Nutrient enrichment is associated with altered nectar and pollen chemical composition in Succisa pratensis Moench and increased larval mortality of its pollinator Bombus terrestris L

Abstract

Pollinators are declining worldwide and possible underlying causes include disease, invasive pest species and large scale land use changes resulting in habitat loss and degradation. One particular cause of habitat degradation is the increased inflow of nutrients due to anthropogenic combustion processes and large scale application of agricultural fertilizers. This nutrient pollution has been shown to affect pollinators through the loss of nectar and pollen-providing plant species. However, it may also affect pollinators through altering the nectar and pollen chemical composition of plant species, hence influencing pollinator food quality. Here, we experimentally investigated the effect of nutrient enrichment on amino acid and sugar composition of nectar and pollen in the grassland plant Sucissa pratensis, and the subsequent colony size and larval mortality of the pollinating bumblebee Bombus terrestris. We found less of the essential amino acids glycine and arginine in the pollen of fertilized plants, and more arginine, ornithine and threonine in the pollen of control plants. Nectar glucose and pollen fructose levels were lower in fertilized plants as compared to control plants. Furthermore, bumblebee colonies visiting fertilized plants showed more dead larvae than colonies visiting control plants. Our results suggest that the fitness of bumblebees can be negatively affected by changes in their food quality following nutrient pollution. If similar patterns hold for other plant and pollinator species, this may have far reaching implications for the maintenance of pollination ecosystem services, as nutrient pollution continues to rise worldwide.

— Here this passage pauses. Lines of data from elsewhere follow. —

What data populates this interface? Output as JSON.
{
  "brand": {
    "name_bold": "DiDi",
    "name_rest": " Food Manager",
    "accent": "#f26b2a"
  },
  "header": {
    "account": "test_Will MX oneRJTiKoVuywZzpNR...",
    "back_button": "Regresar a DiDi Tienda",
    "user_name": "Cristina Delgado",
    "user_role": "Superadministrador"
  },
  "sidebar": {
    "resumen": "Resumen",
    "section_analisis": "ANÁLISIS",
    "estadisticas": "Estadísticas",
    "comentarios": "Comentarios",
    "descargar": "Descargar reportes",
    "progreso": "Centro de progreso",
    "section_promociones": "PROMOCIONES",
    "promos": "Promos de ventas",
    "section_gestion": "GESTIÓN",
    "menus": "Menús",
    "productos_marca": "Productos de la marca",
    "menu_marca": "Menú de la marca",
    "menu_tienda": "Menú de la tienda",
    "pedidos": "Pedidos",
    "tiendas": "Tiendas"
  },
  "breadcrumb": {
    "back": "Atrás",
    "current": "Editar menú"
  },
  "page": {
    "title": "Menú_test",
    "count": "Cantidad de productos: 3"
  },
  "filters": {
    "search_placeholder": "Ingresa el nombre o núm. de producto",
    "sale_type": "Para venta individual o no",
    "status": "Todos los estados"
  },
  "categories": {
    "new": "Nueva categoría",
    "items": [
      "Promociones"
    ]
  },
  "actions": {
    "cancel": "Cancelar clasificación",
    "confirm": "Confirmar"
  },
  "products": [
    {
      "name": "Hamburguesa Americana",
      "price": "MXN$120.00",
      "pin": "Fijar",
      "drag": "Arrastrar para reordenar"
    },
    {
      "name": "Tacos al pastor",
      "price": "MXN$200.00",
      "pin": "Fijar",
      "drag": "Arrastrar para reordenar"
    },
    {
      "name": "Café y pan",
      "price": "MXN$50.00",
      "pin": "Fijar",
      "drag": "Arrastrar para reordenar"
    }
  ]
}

Fig 1. NMDS plots of amino acid composition of nectar and pollen produced by fertilized (black) and control (blank) plants.

Environmental fit (envfit function, 1000 permutations; vegan package, R) showed a significant difference between control and fertilized treatments of the amino acid composition of the nectar (R² = 0.067, P = 0.021) and of the pollen (R² = 0.32, P < 0.001).

Fig 2. Proportions of amino acids in the nectar and pollen produced by fertilized (black) and control (blank) plants.

Significance of the differences between the fertilization and control treatment were determined through Wilcoxon signed-rank tests using Bonferroni corrections to correct for multiple testing (*** P < 0.001; ** P < 0.01; * P < 0.05).

Fig 3. Proportion of sugars in the nectar and pollen of fertilized (black) and control (blank) plants.

Significance of the differences between the fertilization and control treatment were determined through Wilcoxon signed-rank tests using Bonferroni corrections to correct for multiple testing (** P < 0.01; * P < 0.05; (*) P < 0.09).

Fig 4. Larval mortality recorded each week of the experiment in colonies visiting control plants (blank) and fertilized plants (black).

Generalized linear modeling with repeated measures showed a significant effect of fertilization (F = 6.18, P = 0.025) and week (F = 15.92, P < 0.001). There was no significant interaction between week and fertilization treatment (F = 1.76, P = 0.13).

Fig 5. Proportion of living workers recorded each week of the experiment in colonies visiting control plants (blank) and fertilized plants (black).

The proportion was calculated as the ratio of living workers to the number of living workers in the first reference week (= 100%). Generalized linear modeling with repeated measures showed no significant effect of fertilization (F = 1.82, P = 0.20), a significant effect of week (F = 238.83, P < 0.001) and a significant interaction between week and fertilizan treatment (F = 2.50, P = 0.025).